Les moyens des parties
Moyens de la demande
Sur la demande de dommages et intérêts pour licenciement sans cause réelle et sérieuse
Mme X expose que le licenciement est sans cause réelle et sérieuse pour trois raisons : Non-respect de l’article 26 de la convention collective des banques qui dispose : « Avant d’engager la procédure de licenciement, l’employeur doit avoir considéré toutes solutions envisageables, notamment recherché le moyen de confier au salarié un autre poste lorsque l’insuffisance résulte d’une mauvaise adaptation de l’intéressé à ses fonctions '>.
Mme X a été promu au poste de juriste du fait d’une réorganisation de l’entreprise et n’a pas pu s’adapter à ce nouveau poste, ce que la banque ne conteste pas comme l’indique les conclusions adverses. La Banque lui reproche aussi le fait qu’elle n’a pas accepté le fait qu’elle n’était pas au niveau des attentes de sa hiérarchie, mais elle ne produit aucune pièce à l’appui de ces allégations.
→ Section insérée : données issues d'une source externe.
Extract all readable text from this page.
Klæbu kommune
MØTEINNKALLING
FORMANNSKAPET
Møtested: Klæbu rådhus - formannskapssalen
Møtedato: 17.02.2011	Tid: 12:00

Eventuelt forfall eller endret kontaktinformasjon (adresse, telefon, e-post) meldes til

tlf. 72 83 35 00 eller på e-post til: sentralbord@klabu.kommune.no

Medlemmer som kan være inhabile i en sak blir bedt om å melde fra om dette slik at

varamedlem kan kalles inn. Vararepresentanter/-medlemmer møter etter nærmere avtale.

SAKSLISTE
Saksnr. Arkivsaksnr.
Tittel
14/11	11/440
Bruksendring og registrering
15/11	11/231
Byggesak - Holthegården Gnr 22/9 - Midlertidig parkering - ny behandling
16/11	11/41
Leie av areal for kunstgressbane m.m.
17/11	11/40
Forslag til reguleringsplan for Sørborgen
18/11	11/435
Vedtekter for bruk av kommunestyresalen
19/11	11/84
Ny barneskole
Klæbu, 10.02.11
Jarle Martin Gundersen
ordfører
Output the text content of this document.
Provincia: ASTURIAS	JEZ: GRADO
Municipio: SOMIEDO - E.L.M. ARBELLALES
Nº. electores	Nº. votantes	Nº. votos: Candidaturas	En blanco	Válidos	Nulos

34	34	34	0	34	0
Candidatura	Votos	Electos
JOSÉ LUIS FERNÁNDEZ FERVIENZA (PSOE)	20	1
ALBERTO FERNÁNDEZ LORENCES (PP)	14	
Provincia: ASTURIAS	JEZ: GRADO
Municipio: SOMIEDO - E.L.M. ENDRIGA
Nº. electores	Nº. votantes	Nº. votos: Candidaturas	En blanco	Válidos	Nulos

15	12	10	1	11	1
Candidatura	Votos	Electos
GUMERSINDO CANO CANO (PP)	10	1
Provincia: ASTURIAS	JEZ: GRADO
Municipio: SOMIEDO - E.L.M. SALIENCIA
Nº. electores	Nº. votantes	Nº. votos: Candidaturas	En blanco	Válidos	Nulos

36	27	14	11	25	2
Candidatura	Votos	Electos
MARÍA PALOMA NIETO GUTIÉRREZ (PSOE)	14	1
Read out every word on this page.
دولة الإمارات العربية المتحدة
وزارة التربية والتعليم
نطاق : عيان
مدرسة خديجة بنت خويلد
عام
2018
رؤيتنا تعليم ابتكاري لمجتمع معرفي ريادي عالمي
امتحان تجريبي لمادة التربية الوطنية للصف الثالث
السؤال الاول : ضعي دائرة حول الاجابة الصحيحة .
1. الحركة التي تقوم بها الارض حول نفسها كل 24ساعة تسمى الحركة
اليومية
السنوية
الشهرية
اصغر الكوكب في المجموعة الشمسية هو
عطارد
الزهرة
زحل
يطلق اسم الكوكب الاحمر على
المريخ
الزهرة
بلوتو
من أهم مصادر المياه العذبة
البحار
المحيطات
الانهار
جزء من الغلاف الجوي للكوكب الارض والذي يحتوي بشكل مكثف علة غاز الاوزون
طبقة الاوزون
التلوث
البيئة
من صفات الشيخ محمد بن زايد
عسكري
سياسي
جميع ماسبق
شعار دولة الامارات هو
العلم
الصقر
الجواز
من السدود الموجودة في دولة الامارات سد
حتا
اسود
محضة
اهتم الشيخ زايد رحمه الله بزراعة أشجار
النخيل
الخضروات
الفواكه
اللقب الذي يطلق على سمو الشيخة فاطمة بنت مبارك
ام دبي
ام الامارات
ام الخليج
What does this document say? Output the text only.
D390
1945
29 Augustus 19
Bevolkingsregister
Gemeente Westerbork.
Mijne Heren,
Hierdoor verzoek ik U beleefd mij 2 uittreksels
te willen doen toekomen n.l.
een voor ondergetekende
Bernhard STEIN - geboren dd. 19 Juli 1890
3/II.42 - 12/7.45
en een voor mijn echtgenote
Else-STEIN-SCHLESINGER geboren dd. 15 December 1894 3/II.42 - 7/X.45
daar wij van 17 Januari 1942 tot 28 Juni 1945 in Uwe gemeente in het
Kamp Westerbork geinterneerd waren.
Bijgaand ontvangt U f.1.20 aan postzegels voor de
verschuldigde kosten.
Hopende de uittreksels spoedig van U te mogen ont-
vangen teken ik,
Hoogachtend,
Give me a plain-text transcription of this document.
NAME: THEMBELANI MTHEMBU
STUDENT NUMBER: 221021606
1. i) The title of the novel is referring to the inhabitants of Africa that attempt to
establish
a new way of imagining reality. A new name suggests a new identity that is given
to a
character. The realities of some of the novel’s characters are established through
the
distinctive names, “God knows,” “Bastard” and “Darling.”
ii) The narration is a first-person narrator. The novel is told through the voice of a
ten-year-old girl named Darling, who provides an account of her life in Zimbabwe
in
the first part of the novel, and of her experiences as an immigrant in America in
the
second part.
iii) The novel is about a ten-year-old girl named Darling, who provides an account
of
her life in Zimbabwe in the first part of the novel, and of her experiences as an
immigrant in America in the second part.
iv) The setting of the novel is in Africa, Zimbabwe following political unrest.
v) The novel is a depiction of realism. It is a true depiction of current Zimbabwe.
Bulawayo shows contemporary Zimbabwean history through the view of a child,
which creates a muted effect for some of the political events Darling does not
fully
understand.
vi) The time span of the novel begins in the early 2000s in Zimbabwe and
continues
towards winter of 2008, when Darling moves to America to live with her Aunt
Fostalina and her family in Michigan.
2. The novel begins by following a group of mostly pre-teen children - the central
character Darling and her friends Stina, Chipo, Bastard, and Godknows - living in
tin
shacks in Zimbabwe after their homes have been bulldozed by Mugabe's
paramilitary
Mme X soutient que la banque n’a cherché aucun autre poste qui aurait pu mieux lui convenir ni n’a proposé de formation, soutenant dans ses conclusions qu'« aucune formation quelle qu’elle soit ne pouvait influencer l’adaptation de la salariée à son poste ou lui permettre de remplir convenablement les tâches demandées ». Les seules formations dont elle a bénéficié étaient des formations obligatoires pour tous les salariés travaillant dans le secteur bancaire et des formations dans le recouvrement de créances alors qu’elle souhaitait une formation pour asseoir la connaissance technique bancaire comme elle l’a exprimé dans son évaluation de 2015.
-2
7 L’absence de griefs précis et vérifiables
La lettre de licenciement sanctionne le comportement de Mme X mais sans faits concrets matériellement vérifiables.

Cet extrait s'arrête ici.